Tuesday, February 27, 2007

Tragedi di Muara Gembong

Tenggelamnya bangkai kapal motor Levina I di perairan Muara Gembong, Bekasi, membuat kita prihatin. Bukan hanya karena sebagian besar bukti penyebab terbakarnya kapal itu ikut karam, melainkan juga lantaran musibah ini memakan korban lagi. Kejadian ini menambah jumlah korban tewas akibat Levina, setelah puluhan penumpang tewas atau hilang karena kapal terbakar.

Musibah yang terjadi Ahad lalu itu datang tiba-tiba. Hal ini di luar dugaan rombongan anggota Komite Nasional Keselamatan Transportasi, petugas Pusat Laboratorium Forensik Markas Besar Kepolisian RI, dan jurnalis dari pelbagai media yang naik ke bangkai kapal motor yang terbakar pada Kamis lalu itu. Ketika mereka sibuk bekerja, kapal tersebut mendadak miring sebelum akhirnya karam.

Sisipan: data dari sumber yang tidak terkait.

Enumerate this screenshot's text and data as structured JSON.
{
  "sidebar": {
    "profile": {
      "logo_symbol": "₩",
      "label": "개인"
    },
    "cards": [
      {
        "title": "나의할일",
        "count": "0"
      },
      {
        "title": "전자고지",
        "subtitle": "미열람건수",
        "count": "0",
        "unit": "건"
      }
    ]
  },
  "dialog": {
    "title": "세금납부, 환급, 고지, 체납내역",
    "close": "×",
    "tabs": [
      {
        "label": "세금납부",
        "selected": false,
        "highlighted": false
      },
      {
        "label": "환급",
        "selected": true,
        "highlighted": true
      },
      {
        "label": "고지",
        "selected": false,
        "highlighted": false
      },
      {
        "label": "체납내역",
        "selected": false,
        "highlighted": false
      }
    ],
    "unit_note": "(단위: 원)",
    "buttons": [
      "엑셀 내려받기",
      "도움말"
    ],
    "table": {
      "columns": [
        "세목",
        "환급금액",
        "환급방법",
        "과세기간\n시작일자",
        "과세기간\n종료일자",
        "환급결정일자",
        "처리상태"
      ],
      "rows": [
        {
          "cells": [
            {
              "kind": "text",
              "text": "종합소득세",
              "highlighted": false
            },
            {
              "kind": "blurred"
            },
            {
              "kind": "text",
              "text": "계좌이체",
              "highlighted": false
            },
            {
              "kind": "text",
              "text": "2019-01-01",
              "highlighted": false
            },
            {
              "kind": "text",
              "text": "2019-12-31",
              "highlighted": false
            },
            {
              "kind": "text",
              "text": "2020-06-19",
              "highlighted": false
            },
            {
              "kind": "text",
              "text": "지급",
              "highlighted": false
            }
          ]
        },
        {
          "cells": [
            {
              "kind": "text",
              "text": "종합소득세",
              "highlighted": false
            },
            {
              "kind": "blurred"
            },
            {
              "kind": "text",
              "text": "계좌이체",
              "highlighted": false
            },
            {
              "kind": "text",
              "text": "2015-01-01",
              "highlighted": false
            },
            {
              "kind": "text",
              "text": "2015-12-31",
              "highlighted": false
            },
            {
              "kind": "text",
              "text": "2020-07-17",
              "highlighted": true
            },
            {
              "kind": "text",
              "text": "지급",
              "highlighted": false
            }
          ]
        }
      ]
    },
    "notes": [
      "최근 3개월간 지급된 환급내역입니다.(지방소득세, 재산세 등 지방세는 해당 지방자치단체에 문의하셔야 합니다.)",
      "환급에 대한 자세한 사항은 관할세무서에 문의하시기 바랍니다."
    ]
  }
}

Dalam kepanikan, mereka pun terpaksa berloncatan ke laut. Upaya penyelamatan bukan tak ada. Kru dan anak buah kapal pembawa mereka yang kebetulan masih berada di sekitar lokasi kejadian segera mengulurkan pertolongan. Namun, malang sulit ditolak. Seorang juru kamera Lativi tak terselamatkan dan akhirnya meninggal. Seorang juru kamera SCTV dan dua polisi hilang. Hingga kemarin, ketiganya belum ditemukan.

Koran ini ikut berduka atas kejadian itu. Inilah pelajaran berharga bagi kita semua: kalangan pers, anggota KNKT, dan anggota kepolisian. Kita tahu bangkai kapal Levina I memang bukan tempat bekerja yang nyaman dan aman. Kapal itu sudah rombeng setelah terbakar. Badannya tak bisa tegak di atas air. Mereka yang hendak bekerja di atas Levina mesti ekstrahati-hati, waspada, dan menjalankan prosedur kerja standar.

Tanpa bermaksud menyalahkan siapa pun, unsur kewaspadaan tampaknya absen dalam musibah itu. Ketika rombongan itu naik ke atas dek, tak ada pengecekan yang akurat untuk menjamin bahwa kapal memang layak dinaiki. Seharusnya dipastikan dulu apakah kapal itu cukup kukuh posisinya, seimbang, dan tidak ada kebocoran. Sewaktu beraktivitas di atas kapal pun tak semua orang memakai jaket penyelamat--sesuatu yang mestinya menjadi sebuah keharusan sesuai dengan prosedur keselamatan kerja di laut.

Kita menghargai jajaran kepolisian yang mengaku tak bisa bersikap tegas menghadapi wartawan yang hendak meliput jalannya pemeriksaan forensik kapal Levina I. Polisi memang sering kali terpaksa memberikan toleransi dan sedikit keleluasaan kepada para wartawan yang sedang bertugas di lapangan. Apalagi, menurut undang-undang, wartawan memang tak boleh dihalangi ketika menjalankan liputan jurnalistik.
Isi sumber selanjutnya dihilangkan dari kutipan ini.